You are doing hstack((ns, array2)). With an ordinary np.hstack that would work and produce a (n, 304) shaped array. But you are using scipy.sparse.hstack. I don't know if that was intentional or a mistake. You haven't hinted that you are working the sparse matrices.
ns probably was constructed from a sparse matrix, since you use toarray(). But it is now a dense (numpy) array.
sparse.hstack is intended for sparse matrices, returning a sparse matrix. I don't know the exact limits on using dense array inputs. I believe it can convert dense to coo sparse and then do its join, but here the error occurred before it got to that step.
This reproduces your error:
In [37]: from scipy import sparse
Trying to use sparse hstack on two dense arrays:
In [38]: sparse.hstack([np.ones((3,4)),np.zeros((3,2))])
---------------------------------------------------------------------------
ValueError Traceback (most recent call last)
<ipython-input-38-a9d8036b5a44> in <module>
----> 1 sparse.hstack([np.ones((3,4)),np.zeros((3,2))])
/usr/local/lib/python3.6/dist-packages/scipy/sparse/construct.py in hstack(blocks, format, dtype)
463
464 """
--> 465 return bmat([blocks], format=format, dtype=dtype)
466
467
/usr/local/lib/python3.6/dist-packages/scipy/sparse/construct.py in bmat(blocks, format, dtype)
543 """
544
--> 545 blocks = np.asarray(blocks, dtype='object')
546
547 if blocks.ndim != 2:
/usr/local/lib/python3.6/dist-packages/numpy/core/_asarray.py in asarray(a, dtype, order)
83
84 """
---> 85 return array(a, dtype, copy=False, order=order)
86
87
ValueError: could not broadcast input array from shape (3,4) into shape (3)

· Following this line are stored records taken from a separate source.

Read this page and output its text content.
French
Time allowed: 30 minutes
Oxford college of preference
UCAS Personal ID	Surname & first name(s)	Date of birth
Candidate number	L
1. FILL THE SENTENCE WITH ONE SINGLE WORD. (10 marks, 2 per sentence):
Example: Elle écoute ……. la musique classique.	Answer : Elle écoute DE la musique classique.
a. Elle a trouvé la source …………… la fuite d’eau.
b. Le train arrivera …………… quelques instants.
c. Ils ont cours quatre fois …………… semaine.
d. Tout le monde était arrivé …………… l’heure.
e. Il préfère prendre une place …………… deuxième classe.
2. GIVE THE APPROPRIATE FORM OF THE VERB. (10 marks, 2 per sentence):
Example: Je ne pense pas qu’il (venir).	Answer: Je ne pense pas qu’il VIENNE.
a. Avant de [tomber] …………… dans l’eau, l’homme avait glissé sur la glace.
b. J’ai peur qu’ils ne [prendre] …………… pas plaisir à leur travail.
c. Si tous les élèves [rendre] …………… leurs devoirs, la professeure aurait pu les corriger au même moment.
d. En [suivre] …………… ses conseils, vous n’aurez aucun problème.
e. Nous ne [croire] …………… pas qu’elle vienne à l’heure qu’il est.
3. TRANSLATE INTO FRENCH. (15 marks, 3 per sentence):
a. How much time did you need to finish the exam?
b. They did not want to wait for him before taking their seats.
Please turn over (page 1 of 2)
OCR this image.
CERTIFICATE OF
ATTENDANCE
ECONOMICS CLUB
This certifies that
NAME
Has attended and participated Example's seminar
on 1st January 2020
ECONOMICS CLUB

But if we first convert one (even the 2nd) to sparse:
In [39]: sparse.hstack([np.ones((3,4)),sparse.coo_matrix(np.zeros((3,2)))])
Out[39]:
<3x6 sparse matrix of type '<class 'numpy.float64'>'
with 12 stored elements in COOrdinate format>
In [40]: _.A
Out[40]:
array([[1., 1., 1., 1., 0., 0.],
[1., 1., 1., 1., 0., 0.],
[1., 1., 1., 1., 0., 0.]])
of course the right way to join two dense arrays:
In [41]: np.hstack([np.ones((3,4)),np.zeros((3,2))])
Out[41]:
array([[1., 1., 1., 1., 0., 0.],
[1., 1., 1., 1., 0., 0.],
[1., 1., 1., 1., 0., 0.]])
The array(...,object) error is a bit obscure; it arises because both arrays are dense and have the same first dimension. It's a known issue in numpy. Since sparse.hstack was intended for use on sparse matrices, its developers can be excused for ignoring this numpy misuse.
===
sparse.vstack does work with dense arrays, with shapes like (3,4) and (5,4), because np.array(..., object) does make a valid object dtype array. But if the shapes match, e.g. (3,4) and (3,4), neither hstack nor vstack work, but the error message is different from yours.
In [66]: sparse.hstack((np.ones((3,2)),np.zeros((3,2))))
...
ValueError: blocks must be 2-D
So we need to the take the docs seriously.